The system of down payment exists
because:
- It indicates borrower’s credit worthiness due to access
to the down payment
- The amount of real investment a borrower has in their
purchase, and their fidelity in continuing to make payments regularly are
linked
- It acts as a sort of insurance for lenders, since
borrowers know that if they default on their loan; they will not only lose
the property but their down payment as well
- It ensures that the buyer (borrower) has some stake in
maintaining the property
- It ensures that banks are protected from fall in
interest rates since the amount that they lend is lower than the market
value of the house. Therefore, if there is a fall, they can still recover
the losses
Here are some important facts
regarding down payments:
Amount of down payment: Normally, down payments range from 15% to 20% of the total
value of the property.
For e.g., If a property costs Rs.
20,00,000, and if the down payment required by the lender is 15%, then the down
payment will be Rs. 3,00,000.
Limit of the down payment: There is no set upper limit to the amount you can pay as
down payment - it all depends on how much cash you can manage to set aside. The
more you are able to pay as down payment, the lesser is the amount of loan
taken from a bank, resulting in easier monthly payments or shorter loan tenure.

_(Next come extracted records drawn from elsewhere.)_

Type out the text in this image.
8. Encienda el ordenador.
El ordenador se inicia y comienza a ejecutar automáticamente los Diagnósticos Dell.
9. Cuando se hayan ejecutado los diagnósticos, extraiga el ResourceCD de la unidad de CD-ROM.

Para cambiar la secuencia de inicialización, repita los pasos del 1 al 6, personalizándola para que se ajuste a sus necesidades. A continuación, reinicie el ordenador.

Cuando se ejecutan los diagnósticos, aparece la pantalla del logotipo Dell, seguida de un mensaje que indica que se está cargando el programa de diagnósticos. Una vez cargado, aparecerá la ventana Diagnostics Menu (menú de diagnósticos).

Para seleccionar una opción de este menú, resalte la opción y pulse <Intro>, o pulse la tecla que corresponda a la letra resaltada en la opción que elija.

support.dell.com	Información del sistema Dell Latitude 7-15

Try to put down a sizable amount of down payment.
Age of the property affects down
payments: The older the property, the more
apprehensive banks are to finance them. This increases the amount of the down
payment required. Look for properties, which are not very old.
‘Zero-down payment’ loans are not
necessarily helpful: Banks might offer you a ‘zero -down-payment’ loan
based on good credit history. Typically, zero-down-payment loans are offered
for smaller homes and are hard-to-get and hard-to-qualify. Moreover, ‘zero down
payments’ mean that you are borrowing more, making your monthly installments
higher and defaulting on even a single payment might initiate foreclosure
proceedings against you.
Down payments do not include
miscellaneous costs: Down payments normally do not
include costs such as property taxes, registration charges, transfer charges
and stamp duty costs. Most banks include these costs in the total loan amount.
In case you are wondering how you
would arrange the down payment, here are some tips:
Plan early - The earlier you start planning to buy a house, the sooner
you can come up with the down payment amount.
Save every month - Regular savings go a long way in building up a sizable down
payment amount.
Borrow from parents/relatives - It’s not unusual for parents or relatives to help with the
down payment.
Apply for a personal loan -Based on your cash flows, apply for a personal loan for the
down payment.
Save from tax refund - Save your tax refunds as fixed deposits in a bank.
Try pledging securities -Try to see whether pledging fixed deposits, insurance
policies or shares are considered against making the down payment.
Look for straightforward solutions: Try asking for a raise or getting a higher paying job.